Whither now the proposed merger between the London Stock Exchange Group and Deutsche Börse?
Says the LSEG: “Following dialogue with Italian authorities about the Commission’s required remedy and given prior discussions between the principals and Italian authorities regarding LSEG’s Italian businesses in the context of the Merger, the LSEG Board believes that it is highly unlikely that a sale of MTS could be satisfactorily achieved, even if LSEG were to give the commitment.
“Moreover, the LSEG Board believes the offer of such a remedy would jeopardise LSEG’s critically important relationships with these regulators and be detrimental to LSEG’s ongoing businesses in Italy and the Combined Group, were the Merger to complete.

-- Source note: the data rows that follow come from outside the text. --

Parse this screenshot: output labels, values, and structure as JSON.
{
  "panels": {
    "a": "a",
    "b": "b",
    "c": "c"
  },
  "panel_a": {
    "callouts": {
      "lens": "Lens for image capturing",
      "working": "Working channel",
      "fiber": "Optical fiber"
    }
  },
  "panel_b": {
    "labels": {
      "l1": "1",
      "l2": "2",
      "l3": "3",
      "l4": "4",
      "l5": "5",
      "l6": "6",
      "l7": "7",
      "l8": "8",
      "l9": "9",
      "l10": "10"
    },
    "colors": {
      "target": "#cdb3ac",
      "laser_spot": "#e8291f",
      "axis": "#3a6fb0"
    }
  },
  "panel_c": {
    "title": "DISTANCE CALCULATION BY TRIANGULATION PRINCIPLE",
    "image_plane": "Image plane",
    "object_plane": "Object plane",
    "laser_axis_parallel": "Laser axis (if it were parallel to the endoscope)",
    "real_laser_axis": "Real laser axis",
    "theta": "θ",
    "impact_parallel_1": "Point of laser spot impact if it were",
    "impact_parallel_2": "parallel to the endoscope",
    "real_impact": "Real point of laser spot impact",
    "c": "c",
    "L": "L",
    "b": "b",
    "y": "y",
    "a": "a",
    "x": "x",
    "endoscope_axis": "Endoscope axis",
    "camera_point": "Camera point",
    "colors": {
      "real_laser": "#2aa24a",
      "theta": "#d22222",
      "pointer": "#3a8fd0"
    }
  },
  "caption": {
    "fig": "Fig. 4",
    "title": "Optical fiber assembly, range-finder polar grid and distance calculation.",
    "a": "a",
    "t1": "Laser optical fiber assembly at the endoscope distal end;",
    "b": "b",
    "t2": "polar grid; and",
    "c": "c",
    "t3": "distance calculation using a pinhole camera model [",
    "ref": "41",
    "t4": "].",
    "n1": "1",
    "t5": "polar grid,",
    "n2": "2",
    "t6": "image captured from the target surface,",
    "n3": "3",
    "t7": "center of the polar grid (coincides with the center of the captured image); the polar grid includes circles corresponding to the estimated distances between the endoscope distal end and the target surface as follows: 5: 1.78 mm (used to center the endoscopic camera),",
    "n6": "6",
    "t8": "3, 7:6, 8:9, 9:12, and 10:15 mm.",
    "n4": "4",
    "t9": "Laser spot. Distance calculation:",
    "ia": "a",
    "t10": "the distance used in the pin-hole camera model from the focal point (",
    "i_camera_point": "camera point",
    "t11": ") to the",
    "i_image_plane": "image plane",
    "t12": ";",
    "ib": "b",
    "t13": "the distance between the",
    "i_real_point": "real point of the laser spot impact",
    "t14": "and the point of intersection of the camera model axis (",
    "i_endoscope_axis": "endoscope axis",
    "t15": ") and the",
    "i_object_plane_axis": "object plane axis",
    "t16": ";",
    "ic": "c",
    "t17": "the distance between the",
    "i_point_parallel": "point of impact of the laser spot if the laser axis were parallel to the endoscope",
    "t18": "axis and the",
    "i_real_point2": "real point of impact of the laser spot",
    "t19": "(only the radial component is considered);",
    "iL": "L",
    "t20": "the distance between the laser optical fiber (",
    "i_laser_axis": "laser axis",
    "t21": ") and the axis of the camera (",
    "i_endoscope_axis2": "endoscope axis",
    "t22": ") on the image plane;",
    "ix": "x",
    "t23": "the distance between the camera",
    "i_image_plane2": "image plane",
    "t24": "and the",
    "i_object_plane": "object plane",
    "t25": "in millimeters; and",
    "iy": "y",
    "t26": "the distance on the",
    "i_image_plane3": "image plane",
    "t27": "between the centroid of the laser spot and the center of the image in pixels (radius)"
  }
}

“Taking all relevant factors into account, and acting in the best interests of shareholders, the LSEG Board today (February 26) concluded that it could not commit to the divestment of MTS. LSEG will therefore not be submitting a remedy proposal with respect to MTS. Based on the Commission’s current position, LSEG believes that the Commission is unlikely to provide clearance for the Merger.
“Nevertheless, the LSEG Board remains convinced of the strategic benefits of the Merger and recognises the strong support from shareholders for the transaction. LSEG will continue to take steps to seek to implement the Merger.”
The world will surely watch with great interest, not least because this is arguably the biggest negative development in recent months not to have been blamed on the UK electorate’s vote on June 23 last year to leave the European Union, suggesting we might at last have passed ‘Peak Brexit’.